The Factory’s main mission was the creation of a national German-language prisoner-of-war newspaper named Der Ruf (The Call). Typically consisting of eight pages liberally illustrated and printed on high-grade paper, Der Ruf was published twice a month. Its staff of experienced journalists, writers, and editors was headed by Curt Vinz, a publishing veteran from Germany, and Gustav René Hocke, a prizewinning German author who had fled the Gestapo, served in the anti-Fascist underground in Rome, and then was pressed into service as an interpreter for the Wehrmacht in Sicily. The newspaper’s ambitious aim, according to a War Department memo, was to provide POWs with no less than “realistic news of all important military and political events, a clear understanding of the American way of life, a true picture of the German homefront.”
The first edition, dated March 1, 1945, hinted at the highbrow tastes of the editors. In addition to reports from the battlefronts and news about the effects of Allied bombing on the German homeland, it contained an account of the new Metropolitan Opera season in New York and a lengthy piece headlined “The Inner Power.” This latter article, splashed across page one, discussed the human soul and quoted liberally from Goethe, Schiller, Schopenhauer, and other German intellectual heavyweights. Americans in the Special Projects Division joked that this was “a newspaper which even Thomas Mann would find difficult to understand.” Someone added, “This was a great success among the prisoners, because it seems the Germans believe that anything they can’t understand must be pretty hot stuff.”
The paper’s literary bent reflected the inclinations of its thirty-six-year-old army overseer, Capt. Walter Schoenstedt, as well as its POW staff. A native of Berlin, Schoenstedt had joined the German Communist Party during the early 1930s. He fled Nazi Germany and eventually settled in the United States, where he became a naturalized citizen. A novelist whom an army personnel report described as the division’s chief “idea man,” Schoenstedt resisted suggestions that the paper appeal to readers by running comic strips and extensive coverage of sports. “If we had a full page of funnies,” he said, “we would get the wrong type of reaction from the prisoners of war like: Ah, ha! American culture!”
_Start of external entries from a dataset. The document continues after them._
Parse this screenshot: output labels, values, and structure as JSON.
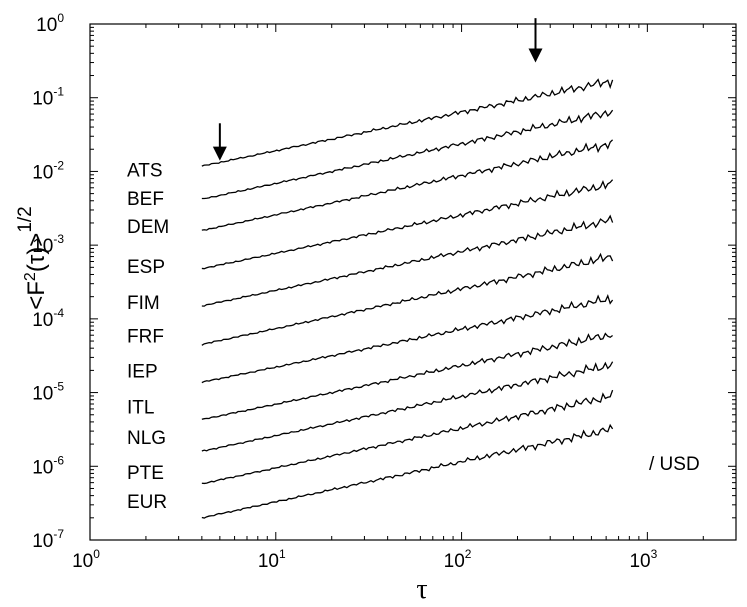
{
  "chart_data": {
    "type": "line",
    "xscale": "log",
    "yscale": "log",
    "xlim": [
      1,
      3000
    ],
    "ylim": [
      1e-07,
      1
    ],
    "grid": false,
    "xlabel": "τ",
    "ylabel_main": "<F",
    "ylabel_sup": "2",
    "ylabel_mid": "(τ)>",
    "ylabel_power": "1/2",
    "annotation": "/ USD",
    "x_ticks": [
      {
        "value": 1,
        "base": "10",
        "exp": "0"
      },
      {
        "value": 10,
        "base": "10",
        "exp": "1"
      },
      {
        "value": 100,
        "base": "10",
        "exp": "2"
      },
      {
        "value": 1000,
        "base": "10",
        "exp": "3"
      }
    ],
    "y_ticks": [
      {
        "value": 1e-07,
        "base": "10",
        "exp": "-7"
      },
      {
        "value": 1e-06,
        "base": "10",
        "exp": "-6"
      },
      {
        "value": 1e-05,
        "base": "10",
        "exp": "-5"
      },
      {
        "value": 0.0001,
        "base": "10",
        "exp": "-4"
      },
      {
        "value": 0.001,
        "base": "10",
        "exp": "-3"
      },
      {
        "value": 0.01,
        "base": "10",
        "exp": "-2"
      },
      {
        "value": 0.1,
        "base": "10",
        "exp": "-1"
      },
      {
        "value": 1,
        "base": "10",
        "exp": "0"
      }
    ],
    "arrows": [
      {
        "x": 5,
        "y_top": 0.045,
        "y_bottom": 0.014
      },
      {
        "x": 250,
        "y_top": 1.2,
        "y_bottom": 0.3
      }
    ],
    "x_range": [
      4,
      650
    ],
    "series": [
      {
        "name": "ATS",
        "y_start": 0.0118,
        "y_end": 0.17,
        "label_y": 0.0085
      },
      {
        "name": "BEF",
        "y_start": 0.0042,
        "y_end": 0.065,
        "label_y": 0.0035
      },
      {
        "name": "DEM",
        "y_start": 0.00158,
        "y_end": 0.024,
        "label_y": 0.00145
      },
      {
        "name": "ESP",
        "y_start": 0.00048,
        "y_end": 0.0068,
        "label_y": 0.00042
      },
      {
        "name": "FIM",
        "y_start": 0.00015,
        "y_end": 0.0022,
        "label_y": 0.000137
      },
      {
        "name": "FRF",
        "y_start": 4.5e-05,
        "y_end": 0.0007,
        "label_y": 4.8e-05
      },
      {
        "name": "IEP",
        "y_start": 1.38e-05,
        "y_end": 0.00019,
        "label_y": 1.6e-05
      },
      {
        "name": "ITL",
        "y_start": 4.3e-06,
        "y_end": 6.2e-05,
        "label_y": 5.2e-06
      },
      {
        "name": "NLG",
        "y_start": 1.6e-06,
        "y_end": 2.4e-05,
        "label_y": 2e-06
      },
      {
        "name": "PTE",
        "y_start": 5.8e-07,
        "y_end": 9e-06,
        "label_y": 6.7e-07
      },
      {
        "name": "EUR",
        "y_start": 2e-07,
        "y_end": 3.2e-06,
        "label_y": 2.7e-07
      }
    ]
  }
}
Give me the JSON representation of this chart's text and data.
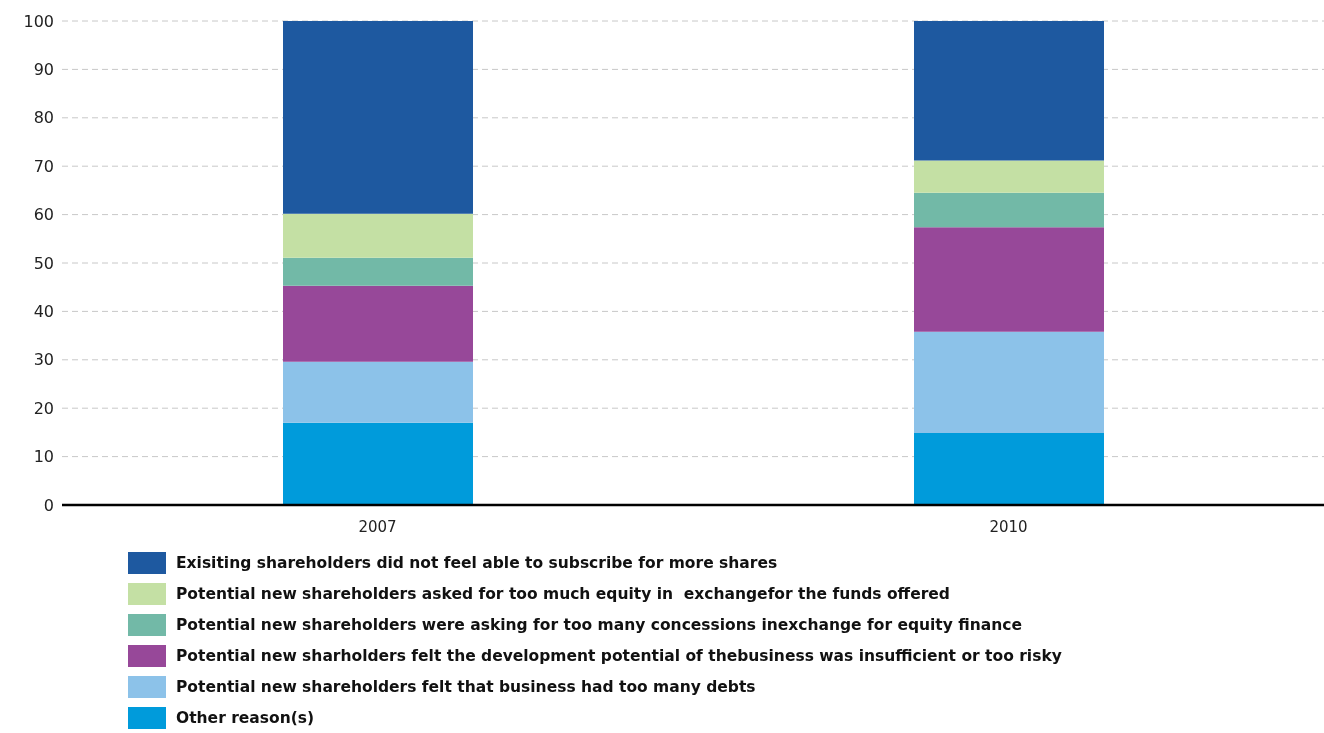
{
  "chart_data": {
    "type": "bar",
    "stacked": true,
    "categories": [
      "2007",
      "2010"
    ],
    "series": [
      {
        "name": "Other reason(s)",
        "color": "#009bdb",
        "values": [
          17.0,
          14.9
        ]
      },
      {
        "name": "Potential new shareholders felt that business had too many debts",
        "color": "#8cc2e9",
        "values": [
          12.6,
          20.9
        ]
      },
      {
        "name": "Potential new sharholders felt the development potential of thebusiness was insufficient or too risky",
        "color": "#974899",
        "values": [
          15.7,
          21.6
        ]
      },
      {
        "name": "Potential new shareholders were asking for too many concessions inexchange for equity finance",
        "color": "#72b9a7",
        "values": [
          5.8,
          7.1
        ]
      },
      {
        "name": "Potential new shareholders asked for too much equity in  exchangefor the funds offered",
        "color": "#c4e0a4",
        "values": [
          9.1,
          6.7
        ]
      },
      {
        "name": "Exisiting shareholders did not feel able to subscribe for more shares",
        "color": "#1e59a0",
        "values": [
          39.8,
          28.8
        ]
      }
    ],
    "ylim": [
      0,
      100
    ],
    "yticks": [
      0,
      10,
      20,
      30,
      40,
      50,
      60,
      70,
      80,
      90,
      100
    ],
    "grid": "y",
    "legend": "bottom"
  }
}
His boss, Colonel Davison, respected Schoenstedt but chided him: “Don’t you think a lighter touch is needed if ‘Der Ruf’ is to be written on a level that will be read by the many instead of the few? Shorter words and as little of the abstract as possible—concrete all the way, pungency as well as pith. Above all, we shouldn’t let ‘Der Ruf’ be too literary or philosophic, even though Germans may be more literary and philosophical than we are.”
Literary or not, German prisoners were at least curious about Der Ruf—if they could get it. In a number of camps, hard-core Nazis sought to prevent the distribution of the first few editions. They denounced the paper as “Jewish propaganda” or the work of “traitors and deserters.” They bought up copies and burned them, or threatened anyone caught reading them.
But at five cents a copy, circulation grew, soaring from 11,000 to 73,000 in less than eight months. Der Ruf published twenty-six issues in its American existence, the last one dated April 1, 1946. (The paper would be resurrected the following summer in postwar Germany by two repatriated editors of the American edition, Alfred Anderesch and Hans Werner Richter, whose literary talents had been nourished at the Factory. The new Der Ruf went on to attack American occupation policies so vehemently that the military government, in an ironic lesson in democracy, suspended its publication. Anderesch, Richter, and other writers, including Heinrich Böll, then formed Gruppe 47, which became the most influential literary movement in postwar Germany.)